3. La file d'attente
Prier, chanter et prier était l'occupation habituelle durant l'attente, mêlée d'évocations émues sur le Pape. Beaucoup, en passant près de l'obélisque de la place, déposaient des fleurs, des poèmes, des cierges, des photos... À l'intérieur de la basilique, la piété et le recueillement redoublaient. On entendait de la musique sacrée et des litanies. En arrivant devant le Pape, la file se scindait en deux, de sorte que les fidèles voyaient le Pape soit par la gauche, soit par la droite, tout en continuant d'avancer vers les sorties latérales. Beaucoup demeuraient à l'intérieur — sans plus l'apercevoir — pour savourer ces instants. Puis ils sortaient. L'attente en avait amplement valu la peine.
On estime que plus de deux millions de personnes firent la queue. Le tout dernier fut un enfant de deux ans nommé Nicolò.
4. Les funérailles (vendredi 8.IV)
Les autorités de Rome déployèrent des efforts considérables pour porter assistance à tous et éviter le plus grand embouteillage de l'histoire de l'humanité. Elles installèrent plus de 20 écrans géants dans différents espaces publics. Les Romains furent invités à accueillir les pèlerins dans leurs foyers. La circulation des véhicules privés fut interdite. On ferma les bureaux, les établissements scolaires et les commerces. Dans le reste de l'Italie, la journée se déroulait normalement.
Peu avant les obsèques, à l'intérieur de la basilique, eut lieu le rite de fermeture du cercueil. Ensuite, la dépouille de saint Jean-Paul II fut portée en procession jusqu'à la place et déposée sur un tapis, devant l'autel. Durant les funérailles, Rome était déserte. Chacun suivait la cérémonie à la télévision chez soi ou sur les écrans disposés sur les places. Sur ces places, on vivait la célébration comme si l'on se trouvait place Saint-Pierre.
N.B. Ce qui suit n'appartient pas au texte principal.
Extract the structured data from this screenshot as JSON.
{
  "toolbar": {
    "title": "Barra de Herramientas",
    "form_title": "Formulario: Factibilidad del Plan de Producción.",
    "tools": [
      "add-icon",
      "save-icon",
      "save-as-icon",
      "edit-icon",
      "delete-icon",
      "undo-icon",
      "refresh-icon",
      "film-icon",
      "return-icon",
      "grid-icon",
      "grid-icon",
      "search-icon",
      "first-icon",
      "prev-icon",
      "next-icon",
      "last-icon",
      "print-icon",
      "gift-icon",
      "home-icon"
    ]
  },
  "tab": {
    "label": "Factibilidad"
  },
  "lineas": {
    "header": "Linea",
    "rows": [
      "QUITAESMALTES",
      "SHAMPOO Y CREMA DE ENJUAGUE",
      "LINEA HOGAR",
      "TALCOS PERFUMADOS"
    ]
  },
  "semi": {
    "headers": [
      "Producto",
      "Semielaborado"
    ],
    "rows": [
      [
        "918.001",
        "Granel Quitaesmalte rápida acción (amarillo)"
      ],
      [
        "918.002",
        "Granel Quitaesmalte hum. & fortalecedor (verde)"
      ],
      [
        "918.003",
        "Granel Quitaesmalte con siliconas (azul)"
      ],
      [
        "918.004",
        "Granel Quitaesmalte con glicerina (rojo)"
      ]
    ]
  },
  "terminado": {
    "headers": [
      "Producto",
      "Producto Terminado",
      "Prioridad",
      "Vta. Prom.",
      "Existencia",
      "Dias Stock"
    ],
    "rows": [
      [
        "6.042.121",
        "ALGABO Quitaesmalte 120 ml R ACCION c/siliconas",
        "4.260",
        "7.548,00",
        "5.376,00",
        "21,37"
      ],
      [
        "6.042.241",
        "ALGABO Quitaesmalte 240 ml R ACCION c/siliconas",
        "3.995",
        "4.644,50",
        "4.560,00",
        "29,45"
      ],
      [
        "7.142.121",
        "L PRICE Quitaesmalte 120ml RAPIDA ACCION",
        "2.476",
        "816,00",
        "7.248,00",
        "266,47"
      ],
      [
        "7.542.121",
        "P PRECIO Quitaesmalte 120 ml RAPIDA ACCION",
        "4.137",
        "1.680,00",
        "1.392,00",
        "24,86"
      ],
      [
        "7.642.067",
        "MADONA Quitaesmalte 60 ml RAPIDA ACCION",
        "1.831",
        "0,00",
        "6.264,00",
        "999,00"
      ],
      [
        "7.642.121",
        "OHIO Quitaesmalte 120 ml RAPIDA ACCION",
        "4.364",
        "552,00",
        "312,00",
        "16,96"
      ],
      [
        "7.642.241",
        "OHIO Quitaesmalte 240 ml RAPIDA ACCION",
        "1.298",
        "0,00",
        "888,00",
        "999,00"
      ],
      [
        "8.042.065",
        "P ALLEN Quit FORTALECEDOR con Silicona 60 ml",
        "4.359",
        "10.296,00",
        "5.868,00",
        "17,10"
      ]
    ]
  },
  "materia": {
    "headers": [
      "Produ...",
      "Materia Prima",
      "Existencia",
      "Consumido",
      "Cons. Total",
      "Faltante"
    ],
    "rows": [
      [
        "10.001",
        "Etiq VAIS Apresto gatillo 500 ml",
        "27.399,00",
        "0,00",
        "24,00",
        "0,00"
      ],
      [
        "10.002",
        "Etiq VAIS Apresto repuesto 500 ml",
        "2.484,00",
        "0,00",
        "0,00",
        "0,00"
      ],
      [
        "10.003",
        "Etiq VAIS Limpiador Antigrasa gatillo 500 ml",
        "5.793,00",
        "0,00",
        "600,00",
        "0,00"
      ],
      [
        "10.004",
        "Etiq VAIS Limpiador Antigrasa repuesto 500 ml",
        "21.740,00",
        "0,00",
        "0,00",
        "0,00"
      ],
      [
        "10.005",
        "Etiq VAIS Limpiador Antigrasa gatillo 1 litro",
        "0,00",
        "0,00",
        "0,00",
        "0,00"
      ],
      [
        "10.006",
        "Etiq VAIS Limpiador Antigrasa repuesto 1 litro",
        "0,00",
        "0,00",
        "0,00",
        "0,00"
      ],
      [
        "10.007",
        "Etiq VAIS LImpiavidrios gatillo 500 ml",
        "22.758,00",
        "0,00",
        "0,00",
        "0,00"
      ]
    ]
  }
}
La brise agitait les pages du livre des Évangiles ouvert sur le cercueil. À la fin de la Messe, le vent referma l'ouvrage. Les porteurs soulevèrent le cercueil et le transportèrent à l'intérieur de la basilique au milieu d'une ovation interminable. Juste avant d'entrer, ils se retournèrent pour présenter saint Jean-Paul II une dernière fois à la foule. Nouveaux applaudissements, émotion et larmes. Puis, un million de personnes plongées dans le silence. Un grand vide. Et la prière.